What is a good tweet?
Last week we wrote about how to setup a Twitter profile and build up a network. Today we're looking at how to apply Twitter and what you should write (or tweet) about.
Listen
Many organizations use Twitter as a news reel for their own updates and news items, the same ones that are written about in their press releases and brochures. But this approach fails to see the original point of twitter, namely, to use the medium first and foremost as a tool for listening. The unique thing about social media is that it isn't a one-way-channel but rather a multi-user dialogue, in which you can better get to know the people outside of your organization. What are others saying about your organization? What do they think about the topics that you are working on, be it the environment, health, catastrophes, aid, homelessness, etc. The kinds of answers that used to be gained by sending around surveys can now be found by following discussions in social networks.
Maintain relationships
Social media expert Beth Kanter explains that successful tweeters spend 70% of their time maintaining their networks. Only 30% of the time should be used to promote their own organizations. Nonprofits who are successful on Twitter, such as the American Red Cross, spent months just building their network and leading dialogues without posing a single fundraising call. Only when the earthquake struck in Haiti was this network then asked for donations. The effect was a success: within the first week, the organization collected $22 million in donations over an SMS post that was spread via twitter.
Thank and Re-Tweet
Thanking followers is an important part of relationship maintenance, whether it's public (by writing @profile-name) or directly to the user. The latter is a message that is sent directly and exclusively to the twitter follower from you.

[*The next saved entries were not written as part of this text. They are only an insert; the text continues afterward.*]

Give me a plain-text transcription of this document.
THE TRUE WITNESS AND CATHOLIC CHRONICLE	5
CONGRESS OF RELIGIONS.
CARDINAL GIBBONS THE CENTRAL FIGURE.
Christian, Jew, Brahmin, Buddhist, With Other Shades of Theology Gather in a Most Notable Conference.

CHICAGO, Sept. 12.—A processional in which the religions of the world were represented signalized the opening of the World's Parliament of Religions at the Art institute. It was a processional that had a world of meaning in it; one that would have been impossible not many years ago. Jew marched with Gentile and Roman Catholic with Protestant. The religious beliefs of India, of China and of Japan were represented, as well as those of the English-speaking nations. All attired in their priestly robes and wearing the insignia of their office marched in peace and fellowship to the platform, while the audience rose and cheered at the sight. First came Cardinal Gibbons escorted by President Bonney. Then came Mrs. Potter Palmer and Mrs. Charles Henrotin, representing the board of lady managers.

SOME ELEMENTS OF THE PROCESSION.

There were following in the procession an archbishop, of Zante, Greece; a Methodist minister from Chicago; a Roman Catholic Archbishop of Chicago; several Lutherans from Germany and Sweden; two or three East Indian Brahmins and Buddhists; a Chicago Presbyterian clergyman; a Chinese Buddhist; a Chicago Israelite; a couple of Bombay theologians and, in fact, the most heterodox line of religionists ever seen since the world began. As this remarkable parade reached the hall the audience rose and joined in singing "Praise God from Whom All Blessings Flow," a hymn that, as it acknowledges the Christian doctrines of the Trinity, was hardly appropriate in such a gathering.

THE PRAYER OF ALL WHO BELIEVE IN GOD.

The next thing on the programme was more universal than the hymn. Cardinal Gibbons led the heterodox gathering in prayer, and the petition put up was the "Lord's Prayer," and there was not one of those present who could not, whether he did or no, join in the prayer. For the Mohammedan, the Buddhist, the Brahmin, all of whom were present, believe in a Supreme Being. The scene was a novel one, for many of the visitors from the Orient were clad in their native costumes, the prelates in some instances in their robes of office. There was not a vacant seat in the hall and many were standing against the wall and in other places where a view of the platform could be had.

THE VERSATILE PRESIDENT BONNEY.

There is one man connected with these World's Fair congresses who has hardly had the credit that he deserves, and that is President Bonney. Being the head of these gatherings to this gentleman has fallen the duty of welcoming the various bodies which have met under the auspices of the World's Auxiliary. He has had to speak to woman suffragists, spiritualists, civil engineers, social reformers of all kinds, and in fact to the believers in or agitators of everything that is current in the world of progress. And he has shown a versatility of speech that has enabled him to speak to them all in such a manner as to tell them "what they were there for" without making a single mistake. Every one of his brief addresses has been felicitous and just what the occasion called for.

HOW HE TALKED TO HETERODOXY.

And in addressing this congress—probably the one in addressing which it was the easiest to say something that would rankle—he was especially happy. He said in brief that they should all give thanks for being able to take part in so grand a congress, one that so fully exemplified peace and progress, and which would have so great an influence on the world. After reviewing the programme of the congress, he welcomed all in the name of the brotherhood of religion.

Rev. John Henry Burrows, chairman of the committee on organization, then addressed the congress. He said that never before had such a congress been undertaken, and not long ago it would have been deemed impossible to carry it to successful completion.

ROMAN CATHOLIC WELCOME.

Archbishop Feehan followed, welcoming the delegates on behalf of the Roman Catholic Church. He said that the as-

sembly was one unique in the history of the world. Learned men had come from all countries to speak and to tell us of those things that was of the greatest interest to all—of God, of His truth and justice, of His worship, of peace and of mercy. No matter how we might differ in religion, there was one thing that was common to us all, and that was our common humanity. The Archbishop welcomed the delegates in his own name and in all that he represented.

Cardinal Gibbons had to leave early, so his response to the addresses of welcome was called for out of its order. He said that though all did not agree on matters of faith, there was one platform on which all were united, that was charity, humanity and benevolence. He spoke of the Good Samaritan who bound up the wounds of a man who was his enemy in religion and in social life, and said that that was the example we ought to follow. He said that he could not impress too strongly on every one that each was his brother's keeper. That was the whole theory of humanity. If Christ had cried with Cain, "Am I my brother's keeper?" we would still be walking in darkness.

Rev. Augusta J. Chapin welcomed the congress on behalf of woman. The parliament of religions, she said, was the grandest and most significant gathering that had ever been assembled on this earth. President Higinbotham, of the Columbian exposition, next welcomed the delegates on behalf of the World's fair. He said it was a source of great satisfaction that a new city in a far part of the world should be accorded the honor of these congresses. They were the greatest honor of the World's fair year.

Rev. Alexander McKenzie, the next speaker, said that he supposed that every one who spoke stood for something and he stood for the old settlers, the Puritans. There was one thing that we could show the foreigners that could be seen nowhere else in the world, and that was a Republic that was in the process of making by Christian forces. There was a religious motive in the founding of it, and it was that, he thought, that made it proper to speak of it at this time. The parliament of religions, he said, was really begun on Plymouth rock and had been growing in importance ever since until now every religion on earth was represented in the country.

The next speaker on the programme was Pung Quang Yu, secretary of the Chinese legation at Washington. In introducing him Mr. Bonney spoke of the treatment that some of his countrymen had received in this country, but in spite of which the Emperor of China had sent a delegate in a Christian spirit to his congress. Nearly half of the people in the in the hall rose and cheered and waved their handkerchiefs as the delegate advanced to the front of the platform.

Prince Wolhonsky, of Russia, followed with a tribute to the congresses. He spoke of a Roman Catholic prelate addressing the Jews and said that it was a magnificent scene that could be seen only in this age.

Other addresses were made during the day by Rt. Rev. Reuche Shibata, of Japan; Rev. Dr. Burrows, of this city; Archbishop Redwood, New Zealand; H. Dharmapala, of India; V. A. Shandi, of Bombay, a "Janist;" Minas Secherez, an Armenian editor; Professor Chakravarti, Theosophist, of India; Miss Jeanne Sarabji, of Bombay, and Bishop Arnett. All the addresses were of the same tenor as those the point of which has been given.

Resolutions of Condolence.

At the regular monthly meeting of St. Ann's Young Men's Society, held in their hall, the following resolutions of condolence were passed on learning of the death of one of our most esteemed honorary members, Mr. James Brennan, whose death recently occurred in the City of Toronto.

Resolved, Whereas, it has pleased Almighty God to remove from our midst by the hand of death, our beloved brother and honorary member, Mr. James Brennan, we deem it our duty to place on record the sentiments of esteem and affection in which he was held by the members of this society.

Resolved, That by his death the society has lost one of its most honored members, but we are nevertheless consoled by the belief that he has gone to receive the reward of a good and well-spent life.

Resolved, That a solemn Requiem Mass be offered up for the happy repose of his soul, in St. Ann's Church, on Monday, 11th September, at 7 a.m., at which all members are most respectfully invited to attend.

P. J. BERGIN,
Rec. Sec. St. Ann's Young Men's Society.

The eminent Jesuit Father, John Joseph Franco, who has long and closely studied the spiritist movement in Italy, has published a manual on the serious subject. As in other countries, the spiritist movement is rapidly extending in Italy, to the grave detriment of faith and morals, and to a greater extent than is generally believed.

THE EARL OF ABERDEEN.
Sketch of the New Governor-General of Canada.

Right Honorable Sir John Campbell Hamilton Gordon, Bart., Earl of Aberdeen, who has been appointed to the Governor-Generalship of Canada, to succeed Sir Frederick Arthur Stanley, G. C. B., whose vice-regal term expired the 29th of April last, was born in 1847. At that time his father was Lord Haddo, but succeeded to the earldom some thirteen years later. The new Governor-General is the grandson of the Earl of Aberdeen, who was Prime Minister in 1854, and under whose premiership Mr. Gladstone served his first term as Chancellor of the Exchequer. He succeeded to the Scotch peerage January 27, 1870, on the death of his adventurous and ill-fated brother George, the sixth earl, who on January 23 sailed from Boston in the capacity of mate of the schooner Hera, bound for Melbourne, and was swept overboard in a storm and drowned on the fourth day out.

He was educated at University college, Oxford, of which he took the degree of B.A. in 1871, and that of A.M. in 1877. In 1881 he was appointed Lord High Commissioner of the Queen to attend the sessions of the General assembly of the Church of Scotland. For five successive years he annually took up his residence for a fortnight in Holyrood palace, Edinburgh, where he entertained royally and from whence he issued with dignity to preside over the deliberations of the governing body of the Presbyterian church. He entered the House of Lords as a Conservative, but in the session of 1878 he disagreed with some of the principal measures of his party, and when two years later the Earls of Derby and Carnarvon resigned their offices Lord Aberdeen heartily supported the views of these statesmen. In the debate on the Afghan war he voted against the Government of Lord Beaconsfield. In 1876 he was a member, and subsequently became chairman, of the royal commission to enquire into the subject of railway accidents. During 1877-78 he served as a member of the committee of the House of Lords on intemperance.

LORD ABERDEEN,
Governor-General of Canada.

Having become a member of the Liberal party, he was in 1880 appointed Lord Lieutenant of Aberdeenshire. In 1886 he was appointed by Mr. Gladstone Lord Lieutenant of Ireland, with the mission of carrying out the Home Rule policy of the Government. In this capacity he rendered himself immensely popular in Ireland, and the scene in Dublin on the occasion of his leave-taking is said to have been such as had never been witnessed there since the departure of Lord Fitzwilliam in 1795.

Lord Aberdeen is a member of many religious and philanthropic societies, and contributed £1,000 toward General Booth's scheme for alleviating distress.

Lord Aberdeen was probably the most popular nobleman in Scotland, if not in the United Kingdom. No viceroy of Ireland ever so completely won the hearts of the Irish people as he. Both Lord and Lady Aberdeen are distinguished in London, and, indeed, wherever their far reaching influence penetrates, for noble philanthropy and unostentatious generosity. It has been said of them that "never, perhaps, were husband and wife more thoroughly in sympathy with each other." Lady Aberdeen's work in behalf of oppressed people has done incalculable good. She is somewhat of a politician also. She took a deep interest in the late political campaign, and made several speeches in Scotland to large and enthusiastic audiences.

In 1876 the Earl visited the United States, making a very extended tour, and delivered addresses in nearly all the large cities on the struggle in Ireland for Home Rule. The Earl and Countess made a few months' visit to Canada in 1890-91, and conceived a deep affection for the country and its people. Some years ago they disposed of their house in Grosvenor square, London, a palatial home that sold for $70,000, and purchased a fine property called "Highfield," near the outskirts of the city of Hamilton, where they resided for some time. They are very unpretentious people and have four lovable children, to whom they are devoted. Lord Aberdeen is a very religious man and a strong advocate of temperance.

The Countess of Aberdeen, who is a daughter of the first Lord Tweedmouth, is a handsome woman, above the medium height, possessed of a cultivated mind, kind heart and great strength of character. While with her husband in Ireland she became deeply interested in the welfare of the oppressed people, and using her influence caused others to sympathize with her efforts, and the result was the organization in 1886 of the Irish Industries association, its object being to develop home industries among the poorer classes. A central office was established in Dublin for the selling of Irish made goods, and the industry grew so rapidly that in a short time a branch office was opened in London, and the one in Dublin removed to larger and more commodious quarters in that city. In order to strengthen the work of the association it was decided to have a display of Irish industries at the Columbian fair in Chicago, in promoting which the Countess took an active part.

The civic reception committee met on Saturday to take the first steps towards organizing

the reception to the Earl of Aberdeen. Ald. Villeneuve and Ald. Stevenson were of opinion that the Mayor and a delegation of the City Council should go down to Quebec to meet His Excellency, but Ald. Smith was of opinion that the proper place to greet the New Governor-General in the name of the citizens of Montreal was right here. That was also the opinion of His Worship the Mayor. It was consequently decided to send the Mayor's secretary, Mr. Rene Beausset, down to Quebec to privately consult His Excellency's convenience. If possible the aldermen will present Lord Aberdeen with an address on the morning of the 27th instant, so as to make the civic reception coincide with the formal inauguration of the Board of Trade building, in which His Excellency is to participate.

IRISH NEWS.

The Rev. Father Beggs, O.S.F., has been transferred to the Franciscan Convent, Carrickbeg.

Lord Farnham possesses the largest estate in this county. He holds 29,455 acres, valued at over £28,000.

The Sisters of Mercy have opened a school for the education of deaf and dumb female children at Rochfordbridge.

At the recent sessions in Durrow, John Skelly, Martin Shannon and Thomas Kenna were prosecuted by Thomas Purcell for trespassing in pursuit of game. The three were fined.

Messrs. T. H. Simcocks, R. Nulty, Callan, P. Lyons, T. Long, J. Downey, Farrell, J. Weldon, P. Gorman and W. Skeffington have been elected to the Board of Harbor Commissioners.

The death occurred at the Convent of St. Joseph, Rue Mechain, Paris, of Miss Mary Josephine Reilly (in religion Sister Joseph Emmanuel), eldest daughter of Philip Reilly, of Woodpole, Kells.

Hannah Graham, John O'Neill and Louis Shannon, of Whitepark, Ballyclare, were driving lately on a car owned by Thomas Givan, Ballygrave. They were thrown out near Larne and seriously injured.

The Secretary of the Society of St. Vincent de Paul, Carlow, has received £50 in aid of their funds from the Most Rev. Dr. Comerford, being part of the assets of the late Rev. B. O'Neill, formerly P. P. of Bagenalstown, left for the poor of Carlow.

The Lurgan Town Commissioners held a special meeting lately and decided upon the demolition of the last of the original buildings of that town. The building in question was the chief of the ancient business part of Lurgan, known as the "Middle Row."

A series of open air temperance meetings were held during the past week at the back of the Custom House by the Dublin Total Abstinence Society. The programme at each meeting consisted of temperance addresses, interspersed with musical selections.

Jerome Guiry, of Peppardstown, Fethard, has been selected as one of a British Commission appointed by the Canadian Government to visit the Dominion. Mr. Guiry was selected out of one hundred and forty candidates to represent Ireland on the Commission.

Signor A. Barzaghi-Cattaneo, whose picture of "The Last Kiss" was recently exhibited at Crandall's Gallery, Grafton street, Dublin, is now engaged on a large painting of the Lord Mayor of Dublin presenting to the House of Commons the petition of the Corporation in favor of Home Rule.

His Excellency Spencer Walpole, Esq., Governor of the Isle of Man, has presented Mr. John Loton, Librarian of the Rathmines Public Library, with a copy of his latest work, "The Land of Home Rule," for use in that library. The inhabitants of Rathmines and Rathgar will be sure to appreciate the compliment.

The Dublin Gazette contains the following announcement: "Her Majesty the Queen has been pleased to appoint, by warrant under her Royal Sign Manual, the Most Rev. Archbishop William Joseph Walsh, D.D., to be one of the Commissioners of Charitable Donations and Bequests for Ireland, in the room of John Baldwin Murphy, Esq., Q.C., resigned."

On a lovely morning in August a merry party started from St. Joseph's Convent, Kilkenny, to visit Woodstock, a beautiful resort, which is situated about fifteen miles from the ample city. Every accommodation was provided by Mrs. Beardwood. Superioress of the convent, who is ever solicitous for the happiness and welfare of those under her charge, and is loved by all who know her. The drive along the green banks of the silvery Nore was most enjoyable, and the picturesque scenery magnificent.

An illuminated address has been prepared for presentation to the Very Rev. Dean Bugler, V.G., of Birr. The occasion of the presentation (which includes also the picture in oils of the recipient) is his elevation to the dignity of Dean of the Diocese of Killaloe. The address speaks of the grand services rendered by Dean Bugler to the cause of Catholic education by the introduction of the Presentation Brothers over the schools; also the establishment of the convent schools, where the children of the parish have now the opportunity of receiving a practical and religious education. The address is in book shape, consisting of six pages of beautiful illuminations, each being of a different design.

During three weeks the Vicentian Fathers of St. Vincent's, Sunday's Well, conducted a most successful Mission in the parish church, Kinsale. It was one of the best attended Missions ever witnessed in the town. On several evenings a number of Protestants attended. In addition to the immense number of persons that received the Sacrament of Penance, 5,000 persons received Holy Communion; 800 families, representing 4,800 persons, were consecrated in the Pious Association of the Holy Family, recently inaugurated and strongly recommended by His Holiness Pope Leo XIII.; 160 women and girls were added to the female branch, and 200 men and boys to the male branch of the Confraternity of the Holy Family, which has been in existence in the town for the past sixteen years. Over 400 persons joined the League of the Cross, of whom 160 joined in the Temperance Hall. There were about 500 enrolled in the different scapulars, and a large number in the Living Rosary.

Read the tweets and links that circulate within your network. Comment on and share the links (called retweeting) or click "reply" to contact the author themselves in order to ask a question or to thank them for a helpful tweet or link.
Offer your network something extra, by passing on interesting resources or links from other places in the internet, such as a good blogpost or a humerous citation. I've received hundreds of cool technology tips, exciting articles and inspirational videos from my twitter network that I otherwise never would have known about. Because you are limited to 140 characters in your tweets, there are short-link software services such as bit.ly that help to keep it short and sweet.
Organize
To sort and organize your links, you can use the hashtag function: #tagword. Hash tags are especially useful at conferences. All the participants use the same hashtag and can thereby follow what others are writing about the same workshop or presentation, an ideal opportunity to put a finger on the pulse of the conference.
And last but not least: be sure to use an informal and authentic writing style. If your tweet is eloquent enough for a press release, you're probably doing something wrong.